Análise Press Start – Call of Duty: World War II (The Resistance)



A Análise Press Start de hoje retorna ao aclamado Call of Duty: World War II para conferir a primeira grande expansão do game. Confira o que achamos de The Resistance.

Desde seu lançamento, Call of Duty: World War II vem recebendo uma série de conteúdos gratuitos, que aumentam bastante a longevidade do game. Agora, a primeira expansão paga, The Resistance, introduz três novos mapas para o Multiplayer, uma nova Operação para o Modo Guerra, e mais um capítulo para o Zombies. Como de costume aqui no Press Start, vamos avaliar cada um deles em separado.

Valkyrie

O primeiro mapa que iremos avaliar é Valkyrie. Situado na Prússia, e inspirado no Wolf’s Lair, quartel-general de Hitler durante a Operação Barbarossa. O mapa é de tamanho pequeno pra médio, com diversas pequenas construções que permitem um combate mais próximo, que favorece as Submetralhadoras e escopetas. O meio do mapa possui uma longa linha de mira, o que também inclui as snipers e os rifles na brincadeira. O ritmo é acelerado e a fluidez do gameplay é perfeita.

Anthropoid

Se Valkyrie é pequena/média, Anthropoid é seu oposto. Sem dúvida o maior dos mapas multiplayer de Call of Duty: World War II, é localizado em Praga, na época da Checoslováquia. Além de ser o maior, é também o mais vertical dos mapas, e favorece o uso de metralhadoras leves e snipers. Rifles, submetralhadoras e escopetas ficam restritos a um ambiente mais central, e sofrem ao percorrer os flancos.

Occupation

Como já virou costume nos últimos pacotes de DLC de Call of Duty, um dos mapas incluídos na expansão é um remake de algum clássico da franquia. Occupation é uma roupagem nova para o divertido Resistance, de Modern Warfare 3. A temática da vez envelopa o mapa com as ruas de Paris durante a ocupação alemã na Segunda Guerra Mundial. Assim como sua inspiração, Occupation tem um ritmo mais cadenciado e rotaciona muito bem. Não fosse por Valkyrie, seria o melhor dos três integrantes da DLC.

Operação Intercept

Quando o Modo Guerra foi anunciado para Call of Duty: World War II, muita gente ficou com um pé atrás. Mas, assim que tivemos acesso ao jogo, já na beta, percebemos que é uma das features mais divertidas do game. Depois de jogarmos exaustivamente os três mapas inclusos no jogo base, Operação Intercept chega dando uma necessária renovação na rotação dos mapas.

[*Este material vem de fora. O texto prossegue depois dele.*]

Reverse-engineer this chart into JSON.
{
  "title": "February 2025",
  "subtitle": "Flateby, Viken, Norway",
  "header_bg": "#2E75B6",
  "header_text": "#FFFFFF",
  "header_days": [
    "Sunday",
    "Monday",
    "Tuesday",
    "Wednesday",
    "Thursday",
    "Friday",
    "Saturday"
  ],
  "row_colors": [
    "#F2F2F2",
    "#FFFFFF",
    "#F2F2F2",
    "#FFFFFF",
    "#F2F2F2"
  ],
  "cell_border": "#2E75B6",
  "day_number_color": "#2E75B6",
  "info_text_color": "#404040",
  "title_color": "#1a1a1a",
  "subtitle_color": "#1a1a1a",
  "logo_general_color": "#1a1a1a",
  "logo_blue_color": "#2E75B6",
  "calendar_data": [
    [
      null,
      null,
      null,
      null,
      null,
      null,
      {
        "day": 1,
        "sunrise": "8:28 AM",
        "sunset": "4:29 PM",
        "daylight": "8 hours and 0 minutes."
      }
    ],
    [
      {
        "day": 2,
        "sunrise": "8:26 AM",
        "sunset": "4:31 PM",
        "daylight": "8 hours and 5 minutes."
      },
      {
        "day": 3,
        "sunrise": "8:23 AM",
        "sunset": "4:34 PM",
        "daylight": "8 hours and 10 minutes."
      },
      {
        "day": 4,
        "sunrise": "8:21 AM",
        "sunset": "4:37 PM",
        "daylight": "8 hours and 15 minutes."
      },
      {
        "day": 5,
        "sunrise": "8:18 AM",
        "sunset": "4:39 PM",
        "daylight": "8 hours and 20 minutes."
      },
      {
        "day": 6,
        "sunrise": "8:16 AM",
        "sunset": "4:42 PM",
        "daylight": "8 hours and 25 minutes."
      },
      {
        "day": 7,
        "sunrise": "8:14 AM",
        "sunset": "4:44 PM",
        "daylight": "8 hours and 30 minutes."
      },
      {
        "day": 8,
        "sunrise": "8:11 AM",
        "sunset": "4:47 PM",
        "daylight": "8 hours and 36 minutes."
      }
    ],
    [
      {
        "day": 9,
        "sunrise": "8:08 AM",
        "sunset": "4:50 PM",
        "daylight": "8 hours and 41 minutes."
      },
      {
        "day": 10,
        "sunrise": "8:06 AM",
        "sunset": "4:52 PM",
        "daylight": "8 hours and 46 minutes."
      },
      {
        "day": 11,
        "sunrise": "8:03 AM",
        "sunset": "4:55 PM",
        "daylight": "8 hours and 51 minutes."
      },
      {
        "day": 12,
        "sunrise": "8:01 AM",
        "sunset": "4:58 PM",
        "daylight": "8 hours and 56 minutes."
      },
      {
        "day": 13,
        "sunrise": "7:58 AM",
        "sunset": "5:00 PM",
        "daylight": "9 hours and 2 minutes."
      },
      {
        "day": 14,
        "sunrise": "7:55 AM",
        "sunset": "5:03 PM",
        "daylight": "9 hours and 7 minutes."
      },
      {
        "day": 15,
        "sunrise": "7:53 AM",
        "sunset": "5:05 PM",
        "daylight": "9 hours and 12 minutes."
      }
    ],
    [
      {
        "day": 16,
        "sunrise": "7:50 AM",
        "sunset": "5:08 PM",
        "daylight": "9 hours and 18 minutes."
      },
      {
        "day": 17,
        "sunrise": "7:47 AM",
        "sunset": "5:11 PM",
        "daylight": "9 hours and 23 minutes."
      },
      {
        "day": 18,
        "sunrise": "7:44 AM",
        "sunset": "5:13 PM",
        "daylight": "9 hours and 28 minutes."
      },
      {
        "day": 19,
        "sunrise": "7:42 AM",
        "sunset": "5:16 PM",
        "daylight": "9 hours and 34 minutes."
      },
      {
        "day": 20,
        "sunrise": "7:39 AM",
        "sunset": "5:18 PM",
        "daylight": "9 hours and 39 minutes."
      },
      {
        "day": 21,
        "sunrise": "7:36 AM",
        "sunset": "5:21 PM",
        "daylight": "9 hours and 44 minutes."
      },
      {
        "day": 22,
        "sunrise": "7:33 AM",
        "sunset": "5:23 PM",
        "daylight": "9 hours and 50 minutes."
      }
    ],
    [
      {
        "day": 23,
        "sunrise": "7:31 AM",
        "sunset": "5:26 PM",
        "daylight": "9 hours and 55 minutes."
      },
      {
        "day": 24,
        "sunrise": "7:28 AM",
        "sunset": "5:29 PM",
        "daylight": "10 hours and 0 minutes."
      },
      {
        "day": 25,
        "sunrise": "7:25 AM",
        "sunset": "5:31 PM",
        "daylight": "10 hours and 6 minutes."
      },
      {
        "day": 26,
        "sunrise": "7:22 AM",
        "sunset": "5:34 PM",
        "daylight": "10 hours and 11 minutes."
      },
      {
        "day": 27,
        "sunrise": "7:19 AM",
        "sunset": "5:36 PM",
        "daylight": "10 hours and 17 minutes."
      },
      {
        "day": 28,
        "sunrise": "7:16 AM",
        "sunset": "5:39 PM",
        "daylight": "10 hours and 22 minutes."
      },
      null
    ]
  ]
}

Dividida em três partes, os jogadores alternam entre ataque e defesa onde devem resgatar ou manter soldados da resistência, proteger ou destruir equipamentos de comunicação e escoltar ou impedir o avanço de um tanque. O ritmo do gameplay é o mais acelerado dentre as disponíveis no Guerra, com um mapa reduzido, mas diversificado nas rotas de conflito.

A parte final pende mais para o lado que defende, por conta do caminho estreito, quase claustrofóbico por onde o tanque deve percorrer, mas é justo o suficiente para que os atacantes tenham sucesso. Griffin ainda é nossa favorita, mas Intercept divide o segundo lugar com Breakout.

The Darkest Shore

Na continuação dos eventos que aconteceram no jogo base, The Darkest Shore amplia ainda mais o terror aplicado pela Sledgehammer Games no Zombies de Call of Duty: World War II. Uma fortaleza nazista em uma ilha já é o suficiente para assustar, não é mesmo? Imagine repleta de zumbis sedentos por seu sangue…

As mecânicas de gameplay seguem a linha do primeiro capítulo, com a adição de uma fantasmagórica névoa que torna impossível ver a um palmo de distância. E além dos inimigos de The Final Reich, agora existe uma criatura assustadora e traumatizante com vários braços que teima em não morrer (de vez!).

No geral, The Darkest Shore é uma experiência mais uma vez assustadora e divertida, que desenrola ainda mais a trama do Zombies.

CONCLUSÃO

The Resistance é umas das melhores DLCs que um Call of Duty já teve. Todos os mapas do Multiplayer são excelentes, a nova Operação do Guerra briga para a ser a melhor, e The Darkest Shore consegue expandir com sucesso a experiência do Zombies. Compra obrigatória para quem curtiu e ainda joga o game base.

NOTA – 10

Gostaríamos de agradecer à Activision, que nos cedeu uma cópia da DLC The Resistance para PS4, plataforma usada nesta análise.